Mariners protect OF Taylor Trammell, 3 RHP prospects from Rule 5 Draft
With the MLB Rule 5 Draft set for Dec. 10, the Mariners had a few decisions to make on Friday regarding whether they were going to add a handful of young prospects to the team’s 40-man roster to protect them from the upcoming draft.
The Mariners did just that with four players, adding outfielder Taylor Trammell and right-handed pitchers Juan Then, Sam Delaplane and Wyatt Mills to the 40-man roster Friday afternoon. That leaves Seattle’s 40-man roster with just one open spot.
The way the Rule 5 Draft works is players who sign with their teams before they turn 19 must be placed on the 40-man roster within five seasons.
To protect players from being available in the draft, they must be placed on the 40-man within four seasons. If that doesn’t happen, the players can be selected by a team with at least one open spot on their 40-man roster, and they must stay on that team’s 26-man active roster for the entire next season, otherwise they have to be offered back to their original team. If the original team doesn’t wish to reacquire the player, the new team will then have the option to demote that player to the minor leagues. For a full breakdown of how the Rule 5 Draft works, visit this link.

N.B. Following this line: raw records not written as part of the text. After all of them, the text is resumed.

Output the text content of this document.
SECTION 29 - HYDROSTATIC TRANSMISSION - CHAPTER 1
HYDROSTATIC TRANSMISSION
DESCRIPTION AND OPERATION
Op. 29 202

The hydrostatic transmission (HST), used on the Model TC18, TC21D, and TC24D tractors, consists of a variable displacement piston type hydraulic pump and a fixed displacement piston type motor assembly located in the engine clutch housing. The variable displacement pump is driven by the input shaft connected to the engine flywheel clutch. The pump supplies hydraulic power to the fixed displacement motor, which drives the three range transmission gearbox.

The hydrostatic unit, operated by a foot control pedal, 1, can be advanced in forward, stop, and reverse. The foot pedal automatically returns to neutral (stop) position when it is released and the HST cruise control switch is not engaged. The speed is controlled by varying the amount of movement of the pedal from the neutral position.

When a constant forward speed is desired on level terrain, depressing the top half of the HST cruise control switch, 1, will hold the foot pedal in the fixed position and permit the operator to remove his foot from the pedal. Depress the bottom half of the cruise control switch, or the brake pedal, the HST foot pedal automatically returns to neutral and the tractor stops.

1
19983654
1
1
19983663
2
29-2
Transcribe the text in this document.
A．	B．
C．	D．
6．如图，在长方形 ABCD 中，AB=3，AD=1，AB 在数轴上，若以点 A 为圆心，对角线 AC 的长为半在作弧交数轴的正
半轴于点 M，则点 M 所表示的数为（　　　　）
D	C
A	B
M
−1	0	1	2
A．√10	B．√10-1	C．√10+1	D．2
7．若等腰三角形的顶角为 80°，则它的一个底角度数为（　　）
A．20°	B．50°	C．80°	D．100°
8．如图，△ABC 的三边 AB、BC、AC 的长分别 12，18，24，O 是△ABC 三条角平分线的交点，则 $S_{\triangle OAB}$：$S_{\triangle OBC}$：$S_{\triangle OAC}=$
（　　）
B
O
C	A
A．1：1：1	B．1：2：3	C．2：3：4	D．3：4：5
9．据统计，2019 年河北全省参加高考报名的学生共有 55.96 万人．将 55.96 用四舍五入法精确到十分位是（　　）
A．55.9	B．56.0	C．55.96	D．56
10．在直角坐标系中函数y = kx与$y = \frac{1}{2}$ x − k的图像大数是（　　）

For the Mariners, they had five top-30 prospects (per MLB Pipeline ratings) eligible for the Rule 5 Draft heading into Friday’s deadline but only chose to protect four of them. The odd man out is third baseman Joe Rizzo, who is Seattle’s No. 21 prospect and a 2016 second-round pick. He is a career .267 hitter in the minors and has yet to play above High-A ball.
The other four players all were a bit of no-brainers for the Mariners to protect.
Trammell, a 23-year-old outfielder, was a first-round pick by the Cincinnati Reds in 2016 who was later traded to the San Diego Padres. The Padres then sent Trammell and three other young players to the Mariners at the 2020 trade deadline for catcher Austin Nola and relievers Dan Altavilla and Austin Adams.
Trammell is a highly-regarded prospect as No. 5 in the Mariners system and 51st overall in all of baseball per MLB Pipeline. He has drawn comparisons for former MLB outfielder Curtis Granderson for his size, speed and power potential. Trammell made it to Double-A in 2019 with both the Reds and Padres organizations. He possesses a career .270/.363/.406 slash line in the minors and has stolen 110 bases while hitting 24 home runs in 426 games.
Then is a 20-year-old right hander who signed with the Mariners as an international free agent in 2016 and is Seattle’s No. 14 prospect. He was traded to the Yankees in 2017, but Seattle got him back at the 2019 trade deadline. The stuff and velocity has steadily increased as Then has gotten older and bigger. He has a career 2.76 ERA and 1.00 WHIP in 159 2/3 innings in 35 outings (33 starts).
The two relievers the Mariners protected could soon find themselves in Seattle’s big league bullpen.
Delaplane, 25, was a 23rd-round pick in 2017 and has been solid as a reliever ever since. Now Seattle’s No. 20 prospect, he uses a mid-90s fastball and pairs it with a really nasty breaking slider. In his first full pro season in 2018, he led the Midwest League with a 15.9 strikeouts per nine innings and for his career, he has struck out 270 while walking 54 to go along with a 2.29 ERA and 1.07 WHIP in 161 1/3 innings. He made it to Double-A in 2019.
Mills, 25, was a third-round pick in 2017 and is the Mariners’ No. 23 prospect. He uses a three-quarters release with his fastball and slider and throws strikes, misses bats and gets a good amount of groundball outs. He made it to Double-A in 2019, and since becoming a a pro in 2017, he has struck out 154 while walking 39 with a 3.57 ERA and 1.09 WHIP in 126 career innings.
With the Mariners’ 40-man roster at 39, that means Seattle could again take someone in the Rule 5 Draft. Seattle did that last year, taking hard-throwing reliever Yohan Ramirez from the Houston Astros. Ramirez struggled with control at times, walking 20 and hitting four batters in 20 2/3 innings, but he was solid overall, striking out 26 while having a 2.61 ERA in 16 outings. He also picked up three saves. His control improved, as he walked six in September compared to 11 in August and three in two July outings.